Probably one of the most underrated channels on YT. I've been going through a lot of your vids lately. You rock dude please keep it up! :)

Excellent work sam....did you mean String s1 = s.subString(0,i) ; String s2 = s.subString(i+1,s,.length())) and then mean to add s1 and s2 into the queue. Here you are concatenation s1 and s2 which again gives "s". Thank you once again for all your excellent work.

You are a very good teacher 😊

awesome explaination...one of the best channel to learn. a question though, will it do any harm if we don't remove from queueElement set? it's like a visited set in bfs

At the beginning you are giving example of “aaa” changed to “abc” by replacing two characters.. On the problem statement it is asking for number of characters to delete to make word.. Your solution is about what minimal characters i have in dictionary that match subset of characters in query.. 🤯☠️🤯 Am we not supposed to get all permutation of words in dictionary with the same length first, than from there which word has the minimum deletions?

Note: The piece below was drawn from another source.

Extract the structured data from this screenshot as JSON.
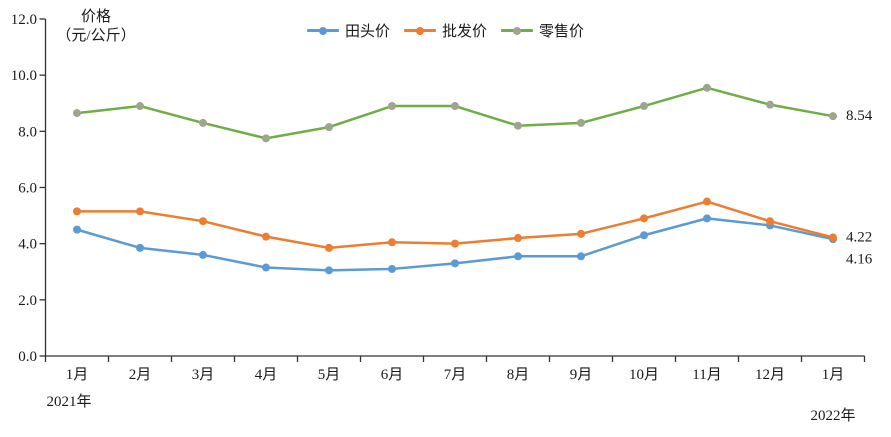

My first approach on seeing this problem :) int charToDelete(String query, Set set ) { StringBuilder str=new StringBuilder(query.charAt(0)); int c=0; for(int i=0;i

Hi Sam, Great explanation! Thank you for your videos :) In this question, why do we need a queueElements set? Why can't we just use a queue and output the result when a match is found? (Since we are already following BFS and can be certain of best to worst outputs of strings). Also, since we are only required to return the number of characters to be deleted, we might not need to keep track of visited nodes using queueSet. We can check for the presence of the substring in the queue before adding to avoid duplicates. Please let me know if I'm missing something here. Thank you. def stringDeletion(s, d): queue=[] queue.append(s) while queue: curr = queue.pop(0) if curr in d: return curr, len(s)-len(curr) for ind in range(len(curr)): sub = curr[0:ind]+curr[ind+1:] if len(sub) and sub not in queue>0: queue.append(sub) return None print(stringDeletion('abc', ['a', 'aa', 'aaa']))

if you dynamic programming for each element in the dictionary against the query, will we get O(n*2^n) because we wont benefit from the dictionary being a hashset ? basically will this dp (between an element in the dictionary and the query) run in O(2^n)? dp=edit distance with only deletion operation

Great explanation... Just loved it. One recommendation is to use some drawing tool to explain the problem and its approach.. Instead the text editor. Rest it was so so awesome.

if there's anyone here with c# and cant understand the line suffix.substring(i+1,suffix.length()), you need to translate it to suffix.substring(i+1,suffix.length() - i -1) so you wont be out of range.

after the optimisation isn't the run time be bound to O(2^n)? because the number of substring of a string is bound by (present/not-present)^n Since factorial outgrows exponential functions for larger values of N, this would be what we desire.

Awesome explanation!! Thank you so much and I really appreciate all your efforts . But yeah a drawing tool would really make your videos even more awesome!! Cheers..

is Linked HashSet a good data structure for this problem?

Here's a backtracking-based solution. Interesting that you can look at backtracking and BFS as similar: def min_deletions_in_dictionary(dictionary, s): def backtrack(k, remaining): if not s: return -1 elif remaining in dictionary: return k else: candidates = {remaining[:i] + remaining[i+1:] for i in range(len(remaining))} for rem in candidates: res = backtrack(k + 1, rem) if res != -1: return res return -1 return backtrack(0, s)

How will it affect the solution if you would've known the strings in the dictionary?

Can we use Trie for solving this problem?

i think you should not rekove queueElements.remove() because if you get 2 instances of the same substring in tue queue, after the first one is removed, the second will be processes again unnecessarily since queueElements wont contain it because it is removed from the queue elements after the first instance in the queue is removed

very good but font too small..

you have considered only 'ab' as a pair but 'ba' could also be possible..

The substring taking code is not convincing

DFS might be viable option especially if going for space. For optimization might have current answer as parameter for recursion. I.E. 0 at start until finds substring and then in future searches uses that length to make sure never goes deeper.